Immunotherapy has revolutionised the field of cancer therapy and immunology, but has demonstrated limited therapeutic efficacy in high-grade serous ovarian cancer (HGSOC). Multi-omics data of 495 TCGA HGSOC tumours and RNA-seq data of 1708 HGSOC tumours were analyzed. Multivariate Cox regression analysis and meta-analyses were used to identify prognostic genes. The immune microenvironment was characterised using the ssGSEA methods for 28 immune cell types. Immunohistochemistry staining of tumour tissues of 14 patients was used to validate the key findings further.
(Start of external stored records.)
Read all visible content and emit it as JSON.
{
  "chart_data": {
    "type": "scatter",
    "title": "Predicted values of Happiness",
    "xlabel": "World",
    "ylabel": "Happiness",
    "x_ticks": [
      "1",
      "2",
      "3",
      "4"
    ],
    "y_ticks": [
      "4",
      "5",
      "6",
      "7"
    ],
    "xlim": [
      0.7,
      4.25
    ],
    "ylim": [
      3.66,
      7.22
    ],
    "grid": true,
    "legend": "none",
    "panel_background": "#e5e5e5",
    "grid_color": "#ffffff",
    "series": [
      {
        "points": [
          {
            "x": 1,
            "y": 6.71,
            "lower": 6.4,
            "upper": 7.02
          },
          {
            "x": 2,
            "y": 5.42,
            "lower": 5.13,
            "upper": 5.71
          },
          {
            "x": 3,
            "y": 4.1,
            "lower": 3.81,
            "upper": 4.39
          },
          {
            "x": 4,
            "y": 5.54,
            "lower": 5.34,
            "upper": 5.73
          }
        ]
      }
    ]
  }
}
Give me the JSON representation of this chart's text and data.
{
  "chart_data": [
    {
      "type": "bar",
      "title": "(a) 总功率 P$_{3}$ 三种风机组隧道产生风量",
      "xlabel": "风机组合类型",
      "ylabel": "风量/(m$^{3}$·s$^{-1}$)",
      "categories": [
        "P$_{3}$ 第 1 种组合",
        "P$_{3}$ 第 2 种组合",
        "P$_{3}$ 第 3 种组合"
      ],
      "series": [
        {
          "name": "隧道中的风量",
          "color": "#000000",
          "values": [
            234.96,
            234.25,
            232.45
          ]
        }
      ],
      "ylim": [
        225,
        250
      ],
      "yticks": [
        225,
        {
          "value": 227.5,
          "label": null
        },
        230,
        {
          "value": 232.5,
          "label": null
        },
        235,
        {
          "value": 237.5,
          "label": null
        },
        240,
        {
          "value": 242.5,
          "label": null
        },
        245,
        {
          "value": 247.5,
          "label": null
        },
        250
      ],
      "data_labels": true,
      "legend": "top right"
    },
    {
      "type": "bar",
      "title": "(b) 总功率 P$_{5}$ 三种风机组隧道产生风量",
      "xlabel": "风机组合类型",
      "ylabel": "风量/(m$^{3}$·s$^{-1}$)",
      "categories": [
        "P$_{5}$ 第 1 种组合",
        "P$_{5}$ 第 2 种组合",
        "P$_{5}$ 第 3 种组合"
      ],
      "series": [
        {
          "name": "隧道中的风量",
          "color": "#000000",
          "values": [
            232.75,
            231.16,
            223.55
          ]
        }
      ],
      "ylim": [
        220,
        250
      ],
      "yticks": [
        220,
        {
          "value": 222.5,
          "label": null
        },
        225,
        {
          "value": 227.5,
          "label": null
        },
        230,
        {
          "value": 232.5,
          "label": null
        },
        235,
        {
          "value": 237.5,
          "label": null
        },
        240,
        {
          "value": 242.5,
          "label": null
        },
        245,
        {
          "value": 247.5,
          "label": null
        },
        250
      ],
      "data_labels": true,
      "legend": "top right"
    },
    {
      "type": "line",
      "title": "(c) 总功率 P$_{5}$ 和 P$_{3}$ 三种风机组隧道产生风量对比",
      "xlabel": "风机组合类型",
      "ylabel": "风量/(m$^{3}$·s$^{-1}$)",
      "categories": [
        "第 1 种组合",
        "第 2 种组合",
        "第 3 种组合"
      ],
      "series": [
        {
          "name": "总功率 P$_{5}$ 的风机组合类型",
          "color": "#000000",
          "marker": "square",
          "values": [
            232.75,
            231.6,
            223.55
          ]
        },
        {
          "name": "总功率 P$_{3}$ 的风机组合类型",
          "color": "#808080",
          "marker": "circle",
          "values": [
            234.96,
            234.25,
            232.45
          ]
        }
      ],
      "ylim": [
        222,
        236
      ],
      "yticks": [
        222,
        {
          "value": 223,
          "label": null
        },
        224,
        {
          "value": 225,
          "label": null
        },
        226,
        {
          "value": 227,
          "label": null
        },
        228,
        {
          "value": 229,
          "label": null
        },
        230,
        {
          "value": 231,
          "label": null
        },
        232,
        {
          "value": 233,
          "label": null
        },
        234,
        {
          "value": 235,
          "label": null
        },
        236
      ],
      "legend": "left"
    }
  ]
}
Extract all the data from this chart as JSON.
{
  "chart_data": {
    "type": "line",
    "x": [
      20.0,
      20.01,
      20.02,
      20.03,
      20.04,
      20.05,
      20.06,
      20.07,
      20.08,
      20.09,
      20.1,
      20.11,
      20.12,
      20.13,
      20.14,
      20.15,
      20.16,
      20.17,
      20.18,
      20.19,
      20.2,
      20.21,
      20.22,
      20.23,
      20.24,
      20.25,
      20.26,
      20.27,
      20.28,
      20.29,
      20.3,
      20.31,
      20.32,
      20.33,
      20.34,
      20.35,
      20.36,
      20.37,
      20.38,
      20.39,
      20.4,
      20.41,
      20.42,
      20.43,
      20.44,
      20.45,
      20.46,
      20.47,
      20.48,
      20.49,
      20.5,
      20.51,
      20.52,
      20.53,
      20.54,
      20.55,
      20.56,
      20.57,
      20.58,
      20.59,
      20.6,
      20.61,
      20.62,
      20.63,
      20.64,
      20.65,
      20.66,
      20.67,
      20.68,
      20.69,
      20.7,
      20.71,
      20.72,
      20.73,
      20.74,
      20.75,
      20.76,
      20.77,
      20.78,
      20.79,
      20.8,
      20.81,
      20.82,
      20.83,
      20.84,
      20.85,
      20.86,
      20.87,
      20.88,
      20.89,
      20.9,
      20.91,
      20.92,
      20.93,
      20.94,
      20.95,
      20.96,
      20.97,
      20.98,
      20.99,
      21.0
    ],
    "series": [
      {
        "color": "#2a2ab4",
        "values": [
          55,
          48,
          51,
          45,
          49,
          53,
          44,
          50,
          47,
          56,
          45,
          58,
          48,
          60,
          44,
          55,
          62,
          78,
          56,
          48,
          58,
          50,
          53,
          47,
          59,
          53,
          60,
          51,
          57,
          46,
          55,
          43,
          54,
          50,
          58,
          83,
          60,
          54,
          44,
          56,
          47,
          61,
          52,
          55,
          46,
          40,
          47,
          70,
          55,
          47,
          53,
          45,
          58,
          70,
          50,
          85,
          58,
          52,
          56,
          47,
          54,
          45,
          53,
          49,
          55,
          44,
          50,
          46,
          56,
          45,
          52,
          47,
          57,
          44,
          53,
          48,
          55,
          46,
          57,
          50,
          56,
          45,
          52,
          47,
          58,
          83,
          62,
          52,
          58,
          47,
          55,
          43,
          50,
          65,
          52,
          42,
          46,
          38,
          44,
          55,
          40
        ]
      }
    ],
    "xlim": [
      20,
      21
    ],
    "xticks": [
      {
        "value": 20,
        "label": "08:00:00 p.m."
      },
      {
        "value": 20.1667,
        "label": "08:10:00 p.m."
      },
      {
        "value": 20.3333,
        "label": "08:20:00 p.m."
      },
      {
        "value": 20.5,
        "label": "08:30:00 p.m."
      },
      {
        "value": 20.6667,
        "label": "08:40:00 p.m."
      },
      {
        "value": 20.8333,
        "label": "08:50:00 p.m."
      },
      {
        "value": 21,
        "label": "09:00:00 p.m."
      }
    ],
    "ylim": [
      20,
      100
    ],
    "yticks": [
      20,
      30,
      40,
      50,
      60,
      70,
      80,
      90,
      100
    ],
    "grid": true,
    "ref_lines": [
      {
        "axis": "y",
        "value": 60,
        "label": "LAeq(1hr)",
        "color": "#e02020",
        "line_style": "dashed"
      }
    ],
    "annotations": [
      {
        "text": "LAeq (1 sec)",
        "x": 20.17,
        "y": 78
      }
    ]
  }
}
A total of 1142 genes were identified as favourable prognostic genes, which are prevailing in immune-related pathways and the infiltration of most immune subpopulations was observed to be associated with a favourable prognosis suggesting that tumour immunogenicity was the most prominent factor associated with improved clinical outcomes and response to chemotherapy of HGSOC. We identified multiple genomic and transcriptomic determinants of immunogenicity, including the copy loss of chromosome 4q and deficiencies of the homologous recombination pathway. Finally, an immunological subtype characterised by increased infiltration of activated CD8 T cells and decreased Tregs was associated with favourable prognosis and improved therapeutic efficacy. Our study characterised the immunogenomic landscape and refined the immunological classifications of HGSOC. This may improve the selection of patients with HGSOC who are suitable candidates for immunotherapy.